REPUBLIKA.CO.ID,JAKARTA -- Menteri Agama RI, Nasaruddin Umar menegaskan makna kemerdekaan jauh lebih dalam dari sekadar pembebasan fisik dari penjajahan. Menurut dia, kemerdekaan sejati juga mencakup pembebasan jiwa dari segala bentuk penindasan, ketakutan, dan ketertindasan spiritual.
Pernyataan tersebut disampaikan Menag dalam acara "Zikir dan Doa Kebangsaan" yang digelar di kawasan Tugu Proklamasi, Jakarta Pusat, Jumat (1/8/2025). Kegiatan ini menjadi penanda pembukaan Bulan Kemerdekaan, yang digagas Direktorat Jenderal Bimbingan Masyarakat Islam Kemenag.
Dalam sambutannya, Nasaruddin menekankan bahwa Proklamasi Kemerdekaan 17 Agustus 1945 tidak semata peristiwa politik, tetapi juga peristiwa spiritual. Ia mengingatkan bahwa proklamasi itu dibacakan pada Jumat, 9 Ramadan 1364 Hijriah, sebuah hari yang sarat makna keimanan.
'Ini bukan kebetulan. Para proklamator menyadari betul bahwa hari itu bukan sekadar tanggal, tapi juga momentum ilahiah. Zikir dan doa menjadi bagian dari kekuatan bangsa ini sejak awal berdiri,” ujar Nasaruddin.

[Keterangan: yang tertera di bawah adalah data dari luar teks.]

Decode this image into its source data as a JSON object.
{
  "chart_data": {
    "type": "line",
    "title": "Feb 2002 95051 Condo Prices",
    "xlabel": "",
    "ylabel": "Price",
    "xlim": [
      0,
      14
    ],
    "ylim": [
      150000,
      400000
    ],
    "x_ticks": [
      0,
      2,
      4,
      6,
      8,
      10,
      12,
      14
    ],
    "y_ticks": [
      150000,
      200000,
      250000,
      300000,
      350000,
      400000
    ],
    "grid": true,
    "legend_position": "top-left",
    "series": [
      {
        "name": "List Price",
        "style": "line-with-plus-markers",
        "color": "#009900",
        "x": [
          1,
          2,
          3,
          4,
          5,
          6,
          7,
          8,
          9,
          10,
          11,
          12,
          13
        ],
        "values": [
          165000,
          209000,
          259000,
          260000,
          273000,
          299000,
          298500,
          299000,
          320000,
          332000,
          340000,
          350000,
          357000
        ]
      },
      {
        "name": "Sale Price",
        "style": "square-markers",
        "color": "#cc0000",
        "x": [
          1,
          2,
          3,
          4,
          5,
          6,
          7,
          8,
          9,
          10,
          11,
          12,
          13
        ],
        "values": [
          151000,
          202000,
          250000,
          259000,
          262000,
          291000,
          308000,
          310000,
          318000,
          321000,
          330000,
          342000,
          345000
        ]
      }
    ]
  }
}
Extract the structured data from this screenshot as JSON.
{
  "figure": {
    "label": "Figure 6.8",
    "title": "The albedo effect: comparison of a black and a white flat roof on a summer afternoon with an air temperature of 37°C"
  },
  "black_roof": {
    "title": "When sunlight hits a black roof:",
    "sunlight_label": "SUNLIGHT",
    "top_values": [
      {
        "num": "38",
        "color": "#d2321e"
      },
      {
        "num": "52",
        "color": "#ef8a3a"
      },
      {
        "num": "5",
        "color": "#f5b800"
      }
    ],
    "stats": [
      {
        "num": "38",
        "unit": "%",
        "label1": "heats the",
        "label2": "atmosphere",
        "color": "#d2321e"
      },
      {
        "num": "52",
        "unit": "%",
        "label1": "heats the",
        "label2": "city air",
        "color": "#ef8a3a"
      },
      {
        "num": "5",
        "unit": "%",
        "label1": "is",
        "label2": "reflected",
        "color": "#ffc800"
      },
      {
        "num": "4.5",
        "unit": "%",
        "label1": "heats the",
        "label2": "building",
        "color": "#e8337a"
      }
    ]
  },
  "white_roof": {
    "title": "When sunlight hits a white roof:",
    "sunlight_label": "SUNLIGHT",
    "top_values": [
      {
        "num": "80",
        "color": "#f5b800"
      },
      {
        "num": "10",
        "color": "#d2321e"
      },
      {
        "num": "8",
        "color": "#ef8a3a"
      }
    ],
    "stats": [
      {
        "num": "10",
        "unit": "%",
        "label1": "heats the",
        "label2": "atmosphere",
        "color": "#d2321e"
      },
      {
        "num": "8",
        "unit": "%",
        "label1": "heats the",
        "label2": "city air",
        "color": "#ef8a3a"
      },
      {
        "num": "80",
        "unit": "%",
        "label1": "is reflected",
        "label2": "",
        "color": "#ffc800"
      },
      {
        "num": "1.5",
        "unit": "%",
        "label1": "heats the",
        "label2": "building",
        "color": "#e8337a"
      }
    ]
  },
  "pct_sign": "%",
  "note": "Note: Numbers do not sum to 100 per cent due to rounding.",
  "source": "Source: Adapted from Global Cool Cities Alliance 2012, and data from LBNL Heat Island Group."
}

Dalam tradisi Islam, lanjutnya, terdapat empat istilah penting dalam menggambarkan kemerdekaan, yaitu istiqlal, tahrir, hurriyah, dan in‘itaq. Namun, yang paling utama adalah istiqlal, yaitu kebebasan dari kekuasaan yang zalim.
“Tanpa istiqlal, tidak ada hurriyah, tahrir, atau in‘itaq. Masjid Istiqlal bukan hanya bangunan fisik, tapi nazar bangsa atas nikmat kemerdekaan,” ucap Imam Besar Masjid Istiqlal Jakarta ini.